At the event, students were encouraged to sign up for volunteering or internships abroad and were able to take pictures with a handmade poster of the seventeen SDGs.

“The goal is to develop a cultural awareness and to help other communities around the world that might be less fortunate and help them develop,” said AJ Delgenio a member of AIESEC about the organization’s purpose.

An ongoing theme of the event was the many ways in which students can get involved on and off campus, both nationally or internationally, in aiding other communities.

In light of it being SDG day, several students were asked what sustainability means to them.

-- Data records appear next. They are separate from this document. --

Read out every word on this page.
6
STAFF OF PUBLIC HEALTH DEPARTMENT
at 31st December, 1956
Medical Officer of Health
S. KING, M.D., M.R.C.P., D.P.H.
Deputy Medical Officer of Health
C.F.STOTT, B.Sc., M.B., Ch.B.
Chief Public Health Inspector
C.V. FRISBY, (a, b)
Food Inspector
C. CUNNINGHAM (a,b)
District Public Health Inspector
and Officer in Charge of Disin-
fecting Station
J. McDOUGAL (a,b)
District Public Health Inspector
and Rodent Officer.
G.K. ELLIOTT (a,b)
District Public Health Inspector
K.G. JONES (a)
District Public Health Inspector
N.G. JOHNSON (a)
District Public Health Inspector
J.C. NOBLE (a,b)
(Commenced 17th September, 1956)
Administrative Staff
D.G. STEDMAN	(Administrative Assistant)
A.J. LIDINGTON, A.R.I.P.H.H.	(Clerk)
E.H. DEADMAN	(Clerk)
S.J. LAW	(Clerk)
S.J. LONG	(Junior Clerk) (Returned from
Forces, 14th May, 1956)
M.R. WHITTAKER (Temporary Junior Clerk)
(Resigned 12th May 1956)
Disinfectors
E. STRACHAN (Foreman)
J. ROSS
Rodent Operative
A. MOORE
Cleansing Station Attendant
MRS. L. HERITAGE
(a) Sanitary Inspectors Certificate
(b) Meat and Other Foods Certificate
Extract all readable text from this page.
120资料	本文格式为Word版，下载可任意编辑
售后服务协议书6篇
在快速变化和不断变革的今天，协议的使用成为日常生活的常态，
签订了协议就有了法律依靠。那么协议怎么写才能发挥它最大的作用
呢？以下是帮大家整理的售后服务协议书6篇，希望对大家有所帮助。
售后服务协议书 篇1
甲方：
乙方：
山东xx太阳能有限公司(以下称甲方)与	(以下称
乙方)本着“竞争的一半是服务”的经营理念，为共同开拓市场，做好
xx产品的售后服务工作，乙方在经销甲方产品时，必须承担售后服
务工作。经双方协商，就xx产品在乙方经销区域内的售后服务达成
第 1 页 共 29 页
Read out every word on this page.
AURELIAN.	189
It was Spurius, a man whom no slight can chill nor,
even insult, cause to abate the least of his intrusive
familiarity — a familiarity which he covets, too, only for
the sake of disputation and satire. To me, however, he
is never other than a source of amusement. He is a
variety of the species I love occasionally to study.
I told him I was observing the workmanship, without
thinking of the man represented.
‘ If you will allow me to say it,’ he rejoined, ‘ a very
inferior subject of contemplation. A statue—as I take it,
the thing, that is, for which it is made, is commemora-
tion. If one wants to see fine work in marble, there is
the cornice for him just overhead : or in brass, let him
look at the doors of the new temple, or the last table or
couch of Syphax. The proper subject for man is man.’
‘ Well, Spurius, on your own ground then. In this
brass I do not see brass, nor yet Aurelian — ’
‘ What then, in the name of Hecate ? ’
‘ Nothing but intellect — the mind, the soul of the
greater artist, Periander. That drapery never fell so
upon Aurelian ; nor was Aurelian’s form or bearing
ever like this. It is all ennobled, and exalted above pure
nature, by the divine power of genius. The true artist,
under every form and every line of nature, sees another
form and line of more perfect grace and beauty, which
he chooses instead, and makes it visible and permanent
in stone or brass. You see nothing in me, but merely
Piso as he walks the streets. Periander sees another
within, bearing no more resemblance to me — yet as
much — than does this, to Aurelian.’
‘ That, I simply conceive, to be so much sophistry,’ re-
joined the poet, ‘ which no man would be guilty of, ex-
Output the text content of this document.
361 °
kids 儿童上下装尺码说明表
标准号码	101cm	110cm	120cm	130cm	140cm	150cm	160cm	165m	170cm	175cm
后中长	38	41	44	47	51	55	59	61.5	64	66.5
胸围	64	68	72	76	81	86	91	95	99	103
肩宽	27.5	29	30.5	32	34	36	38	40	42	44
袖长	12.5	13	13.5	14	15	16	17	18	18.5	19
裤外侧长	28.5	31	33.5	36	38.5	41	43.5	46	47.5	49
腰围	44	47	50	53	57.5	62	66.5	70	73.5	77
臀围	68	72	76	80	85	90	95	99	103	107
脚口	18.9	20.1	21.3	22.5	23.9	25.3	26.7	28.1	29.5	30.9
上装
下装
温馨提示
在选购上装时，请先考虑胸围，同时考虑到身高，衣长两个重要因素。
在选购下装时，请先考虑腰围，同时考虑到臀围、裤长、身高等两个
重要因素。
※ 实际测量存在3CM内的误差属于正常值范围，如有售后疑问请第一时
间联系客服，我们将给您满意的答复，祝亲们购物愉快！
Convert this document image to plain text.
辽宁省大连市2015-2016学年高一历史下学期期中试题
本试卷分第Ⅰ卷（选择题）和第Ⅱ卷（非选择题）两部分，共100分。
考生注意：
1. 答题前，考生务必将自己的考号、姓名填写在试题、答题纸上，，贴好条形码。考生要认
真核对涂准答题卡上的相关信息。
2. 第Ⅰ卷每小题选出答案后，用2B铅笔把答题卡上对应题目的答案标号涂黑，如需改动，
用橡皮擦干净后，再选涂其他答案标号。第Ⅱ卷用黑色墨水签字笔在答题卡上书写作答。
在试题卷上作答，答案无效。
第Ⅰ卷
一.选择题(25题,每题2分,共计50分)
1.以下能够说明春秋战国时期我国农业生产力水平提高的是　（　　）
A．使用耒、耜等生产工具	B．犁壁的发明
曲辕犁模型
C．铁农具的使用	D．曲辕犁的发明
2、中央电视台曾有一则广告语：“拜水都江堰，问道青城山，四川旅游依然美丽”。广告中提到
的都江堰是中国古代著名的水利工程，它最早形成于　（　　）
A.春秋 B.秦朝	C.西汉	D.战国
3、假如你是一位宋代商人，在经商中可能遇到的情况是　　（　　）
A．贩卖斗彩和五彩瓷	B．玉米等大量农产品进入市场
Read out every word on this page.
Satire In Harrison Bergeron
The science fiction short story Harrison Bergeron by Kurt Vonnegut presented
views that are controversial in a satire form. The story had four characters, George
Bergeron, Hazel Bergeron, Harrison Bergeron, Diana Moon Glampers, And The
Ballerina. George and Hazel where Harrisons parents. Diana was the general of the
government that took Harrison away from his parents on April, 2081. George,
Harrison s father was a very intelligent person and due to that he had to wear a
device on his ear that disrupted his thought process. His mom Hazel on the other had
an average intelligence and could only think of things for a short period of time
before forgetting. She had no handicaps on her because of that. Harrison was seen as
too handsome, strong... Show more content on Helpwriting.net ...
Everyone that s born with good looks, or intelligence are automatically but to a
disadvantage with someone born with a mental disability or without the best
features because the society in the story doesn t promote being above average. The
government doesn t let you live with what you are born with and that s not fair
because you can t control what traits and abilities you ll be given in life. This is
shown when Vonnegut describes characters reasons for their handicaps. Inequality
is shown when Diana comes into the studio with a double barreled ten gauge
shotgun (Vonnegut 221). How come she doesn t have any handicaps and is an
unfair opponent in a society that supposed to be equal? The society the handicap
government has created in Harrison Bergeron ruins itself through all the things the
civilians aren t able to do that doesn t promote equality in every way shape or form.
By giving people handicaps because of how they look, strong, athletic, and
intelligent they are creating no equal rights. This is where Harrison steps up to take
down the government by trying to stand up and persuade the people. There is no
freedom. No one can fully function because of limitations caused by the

“Sustainability means letting society grow at its own pace, but at the same time going at an accelerated pace,” Darren Wang, a member of AIESEC, said.

“One goal that I really like is gender equality, I’m gay myself so it’s something that I really appreciate, especially since it promotes such a large range of things.”

Wang also stressed the importance of keeping an open mind when it comes to these issues and others that are addressed by the SDGs.

“On an environmental level, [sustainability] means to be able to land at zero waster and live with the materials that we have without having to destroy any more of our environment,” said Delgenio.

“On an economic level, [it means] to be able to have economic growth where we don’t crash eventually and move along naturally without having any major dips.”

Delgenio, who is majoring in economics, went on to emphasize the importance of the work and economic growth of the U.N. plan.

This plan aims to increase employment opportunities worldwide, reduce the gender pay gap and promote safe working environments.

He mentioned the interconnectedness of job opportunities with income, food and education, relating it to why he thought this was the most important part of the SDG.

“When people aren’t poor, they don’t have to worry as much about working for jobs to make sure they can put food on the table and if they don’t have to worry about putting food on the table then they don’t have to worry about not being able to go to school,” Delgenio said.

“I would volunteer anywhere, I just wanna get out and help the communities,” said freshman Carlos Moya Moran after having signed up for AIESEC.